Taking up almost an entire block, the entire U-shaped complex will eventually contain seven buildings, including a pair of nine-story buildings, one 10-story building and four six-story buildings, with condos planned for each. It stretches along Stockton Street, Marcy Avenue and Myrtle Avenue.
Samuel Wieder Associates are credited on the rendering, and Diego Aguilera is the project’s architect of record. New renderings for the complex released in June 2018 show the main bulk of the buildings stretching around Myrtle and Marcy Avenues. The new design displays the complex’s new look, with bold vertical stripes running along the facades of each building.
The setbacks of the main building on Myrtle Avenue also looks to be smaller than in previous renderings.
Along one side of the development, three of those buildings are already complete. Located at 134, 114 and 104 Stockton Street, there are 32 units in the first building, the same in the second, and 33 in the third, according to each offering plan.
Entrance to the parking, which will include 142 spaces according to building permits, will be at the building located at 134 Stockton.
Two of the buildings, at 835 Myrtle Avenue and 553 Marcy Avenue, are currently under construction and look to be nearly topped out. Three stories have risen at 847 Myrtle and foundation work has just begun at 869 Myrtle.

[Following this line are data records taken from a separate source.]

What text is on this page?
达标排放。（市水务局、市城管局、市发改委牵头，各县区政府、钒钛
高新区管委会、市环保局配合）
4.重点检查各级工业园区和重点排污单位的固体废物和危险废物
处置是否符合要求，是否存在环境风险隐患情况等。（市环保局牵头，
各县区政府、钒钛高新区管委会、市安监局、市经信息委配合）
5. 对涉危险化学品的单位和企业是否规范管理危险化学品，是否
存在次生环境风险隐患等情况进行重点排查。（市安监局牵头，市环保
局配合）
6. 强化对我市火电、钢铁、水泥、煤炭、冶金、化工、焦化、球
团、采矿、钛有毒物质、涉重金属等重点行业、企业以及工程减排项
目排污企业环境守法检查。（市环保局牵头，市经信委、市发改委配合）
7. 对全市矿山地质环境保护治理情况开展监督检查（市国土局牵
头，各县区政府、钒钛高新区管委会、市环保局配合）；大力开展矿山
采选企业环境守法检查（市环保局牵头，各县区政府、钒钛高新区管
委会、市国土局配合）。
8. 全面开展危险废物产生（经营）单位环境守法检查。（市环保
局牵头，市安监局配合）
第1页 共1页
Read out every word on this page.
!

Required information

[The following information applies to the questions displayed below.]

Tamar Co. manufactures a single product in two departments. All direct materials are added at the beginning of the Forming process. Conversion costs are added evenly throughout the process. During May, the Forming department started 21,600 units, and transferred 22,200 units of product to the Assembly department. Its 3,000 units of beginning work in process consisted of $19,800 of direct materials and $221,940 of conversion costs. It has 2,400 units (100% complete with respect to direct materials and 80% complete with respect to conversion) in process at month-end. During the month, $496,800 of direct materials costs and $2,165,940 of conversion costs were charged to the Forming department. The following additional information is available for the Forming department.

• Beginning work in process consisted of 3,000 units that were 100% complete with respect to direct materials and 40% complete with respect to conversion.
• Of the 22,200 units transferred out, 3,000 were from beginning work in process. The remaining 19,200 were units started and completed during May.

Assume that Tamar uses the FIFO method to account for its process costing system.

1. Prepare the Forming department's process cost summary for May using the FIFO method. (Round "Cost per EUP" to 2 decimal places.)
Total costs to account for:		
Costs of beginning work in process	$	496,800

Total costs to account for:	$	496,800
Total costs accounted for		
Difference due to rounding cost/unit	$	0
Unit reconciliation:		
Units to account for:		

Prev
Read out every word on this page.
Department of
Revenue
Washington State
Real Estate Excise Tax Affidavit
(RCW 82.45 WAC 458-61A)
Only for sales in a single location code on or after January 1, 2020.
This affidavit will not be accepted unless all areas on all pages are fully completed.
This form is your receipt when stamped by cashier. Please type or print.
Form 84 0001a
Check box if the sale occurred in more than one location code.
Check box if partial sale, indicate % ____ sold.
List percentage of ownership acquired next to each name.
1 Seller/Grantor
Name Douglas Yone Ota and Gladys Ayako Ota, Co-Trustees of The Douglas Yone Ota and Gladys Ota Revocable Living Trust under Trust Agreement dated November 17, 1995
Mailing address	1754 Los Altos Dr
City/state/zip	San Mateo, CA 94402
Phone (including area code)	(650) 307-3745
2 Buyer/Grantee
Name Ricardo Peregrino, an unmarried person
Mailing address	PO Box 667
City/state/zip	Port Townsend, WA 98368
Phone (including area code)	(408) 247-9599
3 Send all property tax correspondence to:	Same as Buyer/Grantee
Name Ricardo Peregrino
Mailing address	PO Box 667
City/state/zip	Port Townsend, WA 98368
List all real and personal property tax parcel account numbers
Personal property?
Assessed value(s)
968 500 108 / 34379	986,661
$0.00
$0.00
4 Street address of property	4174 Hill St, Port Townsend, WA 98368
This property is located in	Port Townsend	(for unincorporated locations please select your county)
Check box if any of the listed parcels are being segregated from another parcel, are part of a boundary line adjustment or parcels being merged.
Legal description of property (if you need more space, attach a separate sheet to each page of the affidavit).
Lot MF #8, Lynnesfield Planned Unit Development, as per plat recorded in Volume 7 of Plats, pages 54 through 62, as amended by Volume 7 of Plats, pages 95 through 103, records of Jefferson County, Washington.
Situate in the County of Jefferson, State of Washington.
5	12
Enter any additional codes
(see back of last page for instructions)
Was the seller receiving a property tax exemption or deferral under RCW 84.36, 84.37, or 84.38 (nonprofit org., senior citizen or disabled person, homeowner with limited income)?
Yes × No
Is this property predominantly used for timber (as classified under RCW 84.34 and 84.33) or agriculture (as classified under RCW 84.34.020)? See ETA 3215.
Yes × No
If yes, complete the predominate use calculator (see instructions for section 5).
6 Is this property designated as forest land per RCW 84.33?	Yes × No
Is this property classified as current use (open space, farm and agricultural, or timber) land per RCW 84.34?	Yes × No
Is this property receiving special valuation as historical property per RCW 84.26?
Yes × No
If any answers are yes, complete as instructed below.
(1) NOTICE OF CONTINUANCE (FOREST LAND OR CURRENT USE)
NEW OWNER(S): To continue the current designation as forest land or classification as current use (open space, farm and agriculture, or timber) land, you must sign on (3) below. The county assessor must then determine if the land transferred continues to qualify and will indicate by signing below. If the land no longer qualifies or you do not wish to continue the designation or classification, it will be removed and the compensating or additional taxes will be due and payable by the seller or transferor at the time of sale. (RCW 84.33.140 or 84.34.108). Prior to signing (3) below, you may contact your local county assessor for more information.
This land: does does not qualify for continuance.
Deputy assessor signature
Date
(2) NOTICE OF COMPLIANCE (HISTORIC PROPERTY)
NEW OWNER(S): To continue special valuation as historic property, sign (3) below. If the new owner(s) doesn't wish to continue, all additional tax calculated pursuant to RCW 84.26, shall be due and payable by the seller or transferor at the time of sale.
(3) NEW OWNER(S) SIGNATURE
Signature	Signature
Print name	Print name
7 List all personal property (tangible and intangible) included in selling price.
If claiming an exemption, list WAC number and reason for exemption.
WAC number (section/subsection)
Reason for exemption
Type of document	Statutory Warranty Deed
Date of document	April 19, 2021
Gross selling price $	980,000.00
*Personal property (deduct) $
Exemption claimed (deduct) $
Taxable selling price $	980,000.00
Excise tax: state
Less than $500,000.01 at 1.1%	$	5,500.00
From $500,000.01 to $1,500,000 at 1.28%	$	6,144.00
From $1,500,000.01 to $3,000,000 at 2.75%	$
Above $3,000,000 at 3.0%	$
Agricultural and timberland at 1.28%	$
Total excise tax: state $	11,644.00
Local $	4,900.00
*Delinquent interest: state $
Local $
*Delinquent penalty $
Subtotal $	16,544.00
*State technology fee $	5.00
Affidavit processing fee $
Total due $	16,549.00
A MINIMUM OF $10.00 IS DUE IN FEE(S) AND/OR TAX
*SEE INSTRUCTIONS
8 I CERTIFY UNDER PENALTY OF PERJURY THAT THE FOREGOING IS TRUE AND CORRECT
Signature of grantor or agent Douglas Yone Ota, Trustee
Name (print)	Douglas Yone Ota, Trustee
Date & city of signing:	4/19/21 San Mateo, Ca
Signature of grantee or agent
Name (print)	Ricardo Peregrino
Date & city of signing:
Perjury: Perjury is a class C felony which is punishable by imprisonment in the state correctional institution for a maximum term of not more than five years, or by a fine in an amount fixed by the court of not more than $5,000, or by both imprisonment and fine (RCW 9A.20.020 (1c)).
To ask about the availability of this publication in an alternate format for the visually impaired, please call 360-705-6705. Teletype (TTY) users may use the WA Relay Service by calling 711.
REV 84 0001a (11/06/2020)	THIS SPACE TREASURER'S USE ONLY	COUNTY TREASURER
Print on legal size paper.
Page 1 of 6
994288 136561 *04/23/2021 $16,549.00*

The factory was a Bed Stuy icon for years, then slated to become housing for Hasidic families, and is now a seven-building luxury condo development with prices in the millions, according to the developers.
The staggered balconies on the front, a desirable feature for the celebration of Sukkoth, could indicate the design of the units will appeal to Hasidic families.
In 2016, the developers told the community board 66 of the 301 units will be affordable.
Isaac Deutsch’s Empire State Management, Abraham Brach and Nachman Leibowitz are the developers, who picked up the Cascade Linen site for $70 million in 2015. It was demolished in 2015.
The development was made possible by a rezoning in 2012, the Bedford Stuyvesant North Rezoning, which permitted residential and retail uses and an increase in the site’s buildable square feet. It also allows developers to build bigger in exchange for making 20 percent of the units affordable.